Maksim Gorki, bu oyunu 1901 kışı ve 1902 baharında yazdı. Rusça özgün adı “Na dne” (En Dipte) olan oyun, Gorki’nin, Volga kıyısındaki Bugrov Evsizler Yurdu sakinlerinin yaşamlarıyla ilgili gözlemlerinden esinlenen toplumsal gerçekçi bir eserdir.
1902 yılı 18 Aralık tarihinde Moskova Sanat Tiyatrosu’nda Konstantin Stanislavski tarafından sahneye koyulmuş ve üstün bir başarıyla oynanmış olması, Rus toplumsal gerçekçiliğinin önemli bir ürünü olarak tanımlanması ününe ün katmıştır.
Oyunun ilk sahneye koyuluşunda Gorki katkıda bulundu. Evsizler Yurdu sakinleri ile ilgili fotoğrafları ve ayrıntılı bilgileri Moskova Sanat Tiyatrosu aktörlerine ve Stanislavski’ye iletti. Oyunun ilk sahnelenmesi büyük ilgi gördü. Pek çok tartışmaya neden oldu. Gorki, oyun kurgusunda, dramatik gerilim ve genel mesajlardan daha fazla, tek tek karakterleri betimlemeye ve onların kimliğinde Rus sosyal sınıflarının, özellikle gerileyen ve yok olan karakterini ortaya koymaya çaba ve özen göstermişti. Oyunun mesajı, karamsar ve belirsiz bulunmuştu.
Oyun, bir eski malikhanenin küçük birimlerine sığınmış, hayata karşı son direnişlerini alkole, nihilist ve anarşist bir öfke ile yılgınlık arası bir dünya görüşüne indirgemiş bir grup kadın ve erkeğin yaşamlarından kesitler biçiminde özetlenebilir. Eski ayrıcalıklı hayatlarının düş ve özlemleri, yeniden dışarıdaki hayata ayak uydurabilme istekleri, tensel isteklerin gündelik rutini arasında salınan kişilikler ve bunun yarattığı insan draması iki saat boyunca izleyiciyi sarıp sarmalar.

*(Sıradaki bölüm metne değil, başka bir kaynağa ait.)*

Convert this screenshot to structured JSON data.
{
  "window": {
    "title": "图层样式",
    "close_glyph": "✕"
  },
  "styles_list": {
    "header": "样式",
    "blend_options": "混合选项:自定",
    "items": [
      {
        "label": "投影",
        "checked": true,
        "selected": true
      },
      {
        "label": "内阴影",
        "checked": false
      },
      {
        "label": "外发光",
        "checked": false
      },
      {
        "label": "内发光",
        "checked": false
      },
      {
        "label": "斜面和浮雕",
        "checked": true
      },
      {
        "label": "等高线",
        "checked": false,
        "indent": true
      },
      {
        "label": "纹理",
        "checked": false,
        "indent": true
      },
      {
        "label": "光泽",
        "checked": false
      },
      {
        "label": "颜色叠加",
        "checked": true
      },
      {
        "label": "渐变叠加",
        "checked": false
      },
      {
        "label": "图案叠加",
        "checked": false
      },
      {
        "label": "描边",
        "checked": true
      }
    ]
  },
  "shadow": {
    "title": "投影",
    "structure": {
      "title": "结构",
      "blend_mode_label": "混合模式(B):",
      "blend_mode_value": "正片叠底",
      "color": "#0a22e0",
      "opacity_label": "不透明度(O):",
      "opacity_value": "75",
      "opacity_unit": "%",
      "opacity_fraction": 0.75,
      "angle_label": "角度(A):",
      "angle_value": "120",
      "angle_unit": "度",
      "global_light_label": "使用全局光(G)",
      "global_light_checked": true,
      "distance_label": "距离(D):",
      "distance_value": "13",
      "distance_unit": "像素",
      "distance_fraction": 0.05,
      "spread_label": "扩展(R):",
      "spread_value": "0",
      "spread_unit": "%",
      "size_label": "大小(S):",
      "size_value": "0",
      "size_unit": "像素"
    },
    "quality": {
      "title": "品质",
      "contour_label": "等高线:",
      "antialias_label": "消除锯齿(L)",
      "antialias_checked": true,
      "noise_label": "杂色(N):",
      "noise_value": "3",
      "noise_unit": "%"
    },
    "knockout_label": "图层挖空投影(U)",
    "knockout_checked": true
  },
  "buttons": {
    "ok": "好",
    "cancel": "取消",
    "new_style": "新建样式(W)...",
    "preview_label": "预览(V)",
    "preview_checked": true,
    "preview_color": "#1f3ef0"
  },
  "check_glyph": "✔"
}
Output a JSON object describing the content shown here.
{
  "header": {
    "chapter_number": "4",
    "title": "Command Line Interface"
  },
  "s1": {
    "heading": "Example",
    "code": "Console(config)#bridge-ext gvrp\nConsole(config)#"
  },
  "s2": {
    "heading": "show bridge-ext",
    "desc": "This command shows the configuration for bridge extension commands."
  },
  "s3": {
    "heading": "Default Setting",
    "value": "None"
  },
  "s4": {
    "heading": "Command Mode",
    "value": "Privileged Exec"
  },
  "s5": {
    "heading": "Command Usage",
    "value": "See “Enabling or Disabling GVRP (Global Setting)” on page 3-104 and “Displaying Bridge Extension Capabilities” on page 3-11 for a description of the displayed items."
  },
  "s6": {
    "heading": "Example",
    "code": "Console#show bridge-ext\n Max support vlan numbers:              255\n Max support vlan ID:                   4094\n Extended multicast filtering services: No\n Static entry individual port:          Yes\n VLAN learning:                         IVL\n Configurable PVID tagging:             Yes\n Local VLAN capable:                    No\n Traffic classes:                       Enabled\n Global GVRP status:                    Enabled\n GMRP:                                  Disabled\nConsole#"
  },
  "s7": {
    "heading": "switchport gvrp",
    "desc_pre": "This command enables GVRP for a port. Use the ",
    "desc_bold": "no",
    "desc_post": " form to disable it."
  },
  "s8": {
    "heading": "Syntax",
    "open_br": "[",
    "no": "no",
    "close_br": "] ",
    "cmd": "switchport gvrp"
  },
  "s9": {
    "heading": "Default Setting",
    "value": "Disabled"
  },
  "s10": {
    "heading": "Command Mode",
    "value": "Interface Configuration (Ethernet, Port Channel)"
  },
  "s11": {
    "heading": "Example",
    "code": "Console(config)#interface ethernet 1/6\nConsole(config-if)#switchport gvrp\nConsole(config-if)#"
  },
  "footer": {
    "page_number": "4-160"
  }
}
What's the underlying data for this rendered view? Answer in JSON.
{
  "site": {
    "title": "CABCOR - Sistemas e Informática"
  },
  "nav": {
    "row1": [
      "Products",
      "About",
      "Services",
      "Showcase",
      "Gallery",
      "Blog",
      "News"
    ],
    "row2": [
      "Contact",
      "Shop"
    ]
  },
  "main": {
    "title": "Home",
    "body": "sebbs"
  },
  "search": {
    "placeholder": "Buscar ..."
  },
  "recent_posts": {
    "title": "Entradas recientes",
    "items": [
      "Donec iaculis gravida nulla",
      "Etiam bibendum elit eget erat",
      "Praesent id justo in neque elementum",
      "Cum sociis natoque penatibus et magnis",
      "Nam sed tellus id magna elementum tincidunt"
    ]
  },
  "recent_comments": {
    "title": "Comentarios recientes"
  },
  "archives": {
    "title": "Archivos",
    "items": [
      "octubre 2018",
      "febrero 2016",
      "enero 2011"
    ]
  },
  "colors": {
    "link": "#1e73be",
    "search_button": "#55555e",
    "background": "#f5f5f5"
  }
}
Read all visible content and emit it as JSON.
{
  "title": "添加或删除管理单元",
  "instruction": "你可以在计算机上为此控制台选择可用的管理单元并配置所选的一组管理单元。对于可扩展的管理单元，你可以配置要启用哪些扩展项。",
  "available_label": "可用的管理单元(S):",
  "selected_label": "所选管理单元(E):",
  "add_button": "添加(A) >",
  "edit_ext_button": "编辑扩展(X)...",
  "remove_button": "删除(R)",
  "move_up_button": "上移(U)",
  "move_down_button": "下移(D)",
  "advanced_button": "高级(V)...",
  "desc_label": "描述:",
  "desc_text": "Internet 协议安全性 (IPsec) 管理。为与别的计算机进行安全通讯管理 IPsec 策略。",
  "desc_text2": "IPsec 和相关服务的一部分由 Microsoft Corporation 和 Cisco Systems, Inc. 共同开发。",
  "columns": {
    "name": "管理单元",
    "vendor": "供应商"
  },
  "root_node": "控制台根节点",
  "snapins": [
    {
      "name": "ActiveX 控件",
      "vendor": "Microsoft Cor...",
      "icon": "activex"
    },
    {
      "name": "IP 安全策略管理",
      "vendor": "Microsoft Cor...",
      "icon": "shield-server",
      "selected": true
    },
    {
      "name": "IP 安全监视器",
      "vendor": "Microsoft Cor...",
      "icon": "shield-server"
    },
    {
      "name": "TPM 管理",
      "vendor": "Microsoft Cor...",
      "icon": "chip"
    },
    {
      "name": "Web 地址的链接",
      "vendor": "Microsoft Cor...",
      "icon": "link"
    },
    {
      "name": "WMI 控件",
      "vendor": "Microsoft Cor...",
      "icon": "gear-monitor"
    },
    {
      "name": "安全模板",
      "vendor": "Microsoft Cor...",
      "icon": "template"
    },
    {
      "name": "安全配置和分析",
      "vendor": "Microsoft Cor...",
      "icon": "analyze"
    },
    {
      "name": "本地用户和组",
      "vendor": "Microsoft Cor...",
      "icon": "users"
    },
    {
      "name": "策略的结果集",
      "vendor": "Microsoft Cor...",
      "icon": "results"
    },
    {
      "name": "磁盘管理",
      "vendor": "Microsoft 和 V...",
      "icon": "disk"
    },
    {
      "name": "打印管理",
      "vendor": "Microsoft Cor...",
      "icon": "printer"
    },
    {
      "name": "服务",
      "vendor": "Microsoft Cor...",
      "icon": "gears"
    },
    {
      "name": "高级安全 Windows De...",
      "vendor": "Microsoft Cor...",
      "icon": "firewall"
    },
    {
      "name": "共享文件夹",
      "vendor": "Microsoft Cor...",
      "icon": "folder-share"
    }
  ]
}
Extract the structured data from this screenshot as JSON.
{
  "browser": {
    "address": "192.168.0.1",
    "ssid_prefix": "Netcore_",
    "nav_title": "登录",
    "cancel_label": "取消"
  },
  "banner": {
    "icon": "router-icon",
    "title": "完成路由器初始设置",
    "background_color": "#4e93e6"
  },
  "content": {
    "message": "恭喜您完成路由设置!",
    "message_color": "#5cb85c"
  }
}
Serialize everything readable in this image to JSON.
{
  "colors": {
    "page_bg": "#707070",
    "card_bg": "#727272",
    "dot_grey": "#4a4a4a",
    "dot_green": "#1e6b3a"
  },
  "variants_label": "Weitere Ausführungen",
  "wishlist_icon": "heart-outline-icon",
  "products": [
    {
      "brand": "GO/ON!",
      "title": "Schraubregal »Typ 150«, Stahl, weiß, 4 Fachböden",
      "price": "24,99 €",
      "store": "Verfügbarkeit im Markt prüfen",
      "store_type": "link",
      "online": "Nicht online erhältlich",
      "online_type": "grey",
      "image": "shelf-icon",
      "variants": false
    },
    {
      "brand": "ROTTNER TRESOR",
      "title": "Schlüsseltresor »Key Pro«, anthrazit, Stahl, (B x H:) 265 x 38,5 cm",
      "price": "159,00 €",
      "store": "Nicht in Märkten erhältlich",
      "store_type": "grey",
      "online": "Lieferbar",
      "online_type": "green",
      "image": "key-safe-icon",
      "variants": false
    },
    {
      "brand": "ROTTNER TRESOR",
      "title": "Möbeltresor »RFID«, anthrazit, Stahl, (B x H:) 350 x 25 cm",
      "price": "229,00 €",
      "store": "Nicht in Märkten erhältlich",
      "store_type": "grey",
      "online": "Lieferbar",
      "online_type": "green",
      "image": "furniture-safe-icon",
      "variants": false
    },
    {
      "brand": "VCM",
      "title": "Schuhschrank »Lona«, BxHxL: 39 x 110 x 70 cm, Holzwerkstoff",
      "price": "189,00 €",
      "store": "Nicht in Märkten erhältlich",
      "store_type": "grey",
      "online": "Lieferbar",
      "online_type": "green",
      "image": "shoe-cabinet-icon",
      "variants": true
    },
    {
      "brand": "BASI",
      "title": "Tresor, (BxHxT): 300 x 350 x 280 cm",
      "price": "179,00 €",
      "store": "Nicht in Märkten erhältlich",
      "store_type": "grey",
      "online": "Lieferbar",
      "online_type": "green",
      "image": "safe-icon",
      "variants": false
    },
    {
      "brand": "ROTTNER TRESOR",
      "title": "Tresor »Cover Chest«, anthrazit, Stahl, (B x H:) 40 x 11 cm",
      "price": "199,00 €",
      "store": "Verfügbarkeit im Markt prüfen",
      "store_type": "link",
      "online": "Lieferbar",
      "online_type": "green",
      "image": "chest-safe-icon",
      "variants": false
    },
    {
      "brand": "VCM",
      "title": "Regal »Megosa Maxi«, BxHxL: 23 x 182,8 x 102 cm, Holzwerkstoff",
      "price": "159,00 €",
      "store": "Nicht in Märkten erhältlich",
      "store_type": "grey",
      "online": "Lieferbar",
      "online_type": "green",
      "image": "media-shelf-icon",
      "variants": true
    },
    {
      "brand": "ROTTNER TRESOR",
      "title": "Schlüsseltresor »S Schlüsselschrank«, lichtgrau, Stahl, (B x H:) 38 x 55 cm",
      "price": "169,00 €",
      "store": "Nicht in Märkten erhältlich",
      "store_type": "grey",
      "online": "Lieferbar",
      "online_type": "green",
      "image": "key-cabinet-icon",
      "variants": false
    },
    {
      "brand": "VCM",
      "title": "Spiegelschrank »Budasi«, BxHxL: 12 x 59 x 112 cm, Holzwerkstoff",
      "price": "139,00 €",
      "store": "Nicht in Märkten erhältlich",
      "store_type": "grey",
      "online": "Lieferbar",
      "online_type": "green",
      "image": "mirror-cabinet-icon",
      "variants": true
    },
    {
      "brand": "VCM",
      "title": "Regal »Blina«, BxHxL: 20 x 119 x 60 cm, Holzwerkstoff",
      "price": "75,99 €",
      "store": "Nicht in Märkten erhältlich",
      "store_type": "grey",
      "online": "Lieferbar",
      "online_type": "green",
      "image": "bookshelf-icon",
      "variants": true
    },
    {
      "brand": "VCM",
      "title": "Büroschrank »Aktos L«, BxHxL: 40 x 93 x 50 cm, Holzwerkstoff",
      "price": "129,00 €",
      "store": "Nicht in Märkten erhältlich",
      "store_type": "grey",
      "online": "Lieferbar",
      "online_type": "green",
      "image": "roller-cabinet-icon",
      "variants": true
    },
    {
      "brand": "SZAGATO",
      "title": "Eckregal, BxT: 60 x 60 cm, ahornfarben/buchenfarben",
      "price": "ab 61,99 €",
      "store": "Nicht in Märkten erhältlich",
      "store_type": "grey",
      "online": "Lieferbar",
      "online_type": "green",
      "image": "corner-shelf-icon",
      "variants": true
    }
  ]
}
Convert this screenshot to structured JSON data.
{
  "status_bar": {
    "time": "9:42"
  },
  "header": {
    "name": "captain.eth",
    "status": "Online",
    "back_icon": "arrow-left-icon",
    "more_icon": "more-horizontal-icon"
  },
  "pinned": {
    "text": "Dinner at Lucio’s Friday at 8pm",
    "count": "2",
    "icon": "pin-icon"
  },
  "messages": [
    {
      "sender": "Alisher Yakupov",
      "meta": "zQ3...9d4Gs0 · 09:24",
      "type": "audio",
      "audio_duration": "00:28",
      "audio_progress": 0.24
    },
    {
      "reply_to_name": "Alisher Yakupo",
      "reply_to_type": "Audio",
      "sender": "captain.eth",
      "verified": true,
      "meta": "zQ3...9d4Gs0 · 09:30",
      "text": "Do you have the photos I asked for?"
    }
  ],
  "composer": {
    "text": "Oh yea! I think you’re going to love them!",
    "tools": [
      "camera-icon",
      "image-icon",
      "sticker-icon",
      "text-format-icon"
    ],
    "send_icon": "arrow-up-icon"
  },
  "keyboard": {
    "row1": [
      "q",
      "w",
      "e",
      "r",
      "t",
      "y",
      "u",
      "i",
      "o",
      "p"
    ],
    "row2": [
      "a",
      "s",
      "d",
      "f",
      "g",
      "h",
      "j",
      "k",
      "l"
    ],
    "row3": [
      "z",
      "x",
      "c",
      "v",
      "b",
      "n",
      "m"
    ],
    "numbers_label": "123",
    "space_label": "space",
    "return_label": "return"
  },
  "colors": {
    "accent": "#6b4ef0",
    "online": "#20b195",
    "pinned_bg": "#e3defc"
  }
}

İlk kez Valâ Nurettin’in çevirisiyle 1936-37’de Dar-ül Bedayi’de sergilenen oyun daha sonra, 1960’lardan sonra başlayan Arena Tiyatrosu, Devekuşu Kabare Tiyatrosu, Ankara Sanat Tiyatrosu, Halk Oyuncuları, Dostlar Tiyatrosu ve nice irili ufaklı tiyatrolarla devam eden politik tiyatro süreci içinde “Ayaktakımı Arasında” adıyla pek çok kez sergilendi.
Bu kez de 7 Ekim 2015 tarihinden itibaren İstanbul Şehir Tiyatroları Üsküdar Musahipzade Celâl Sahnesi’nde oynanmaya başlandı. Orhan Alkaya’nın sahneye koyduğu oyunu Muhsin Ertuğrul Sahnesi’ndeki galasında izledim.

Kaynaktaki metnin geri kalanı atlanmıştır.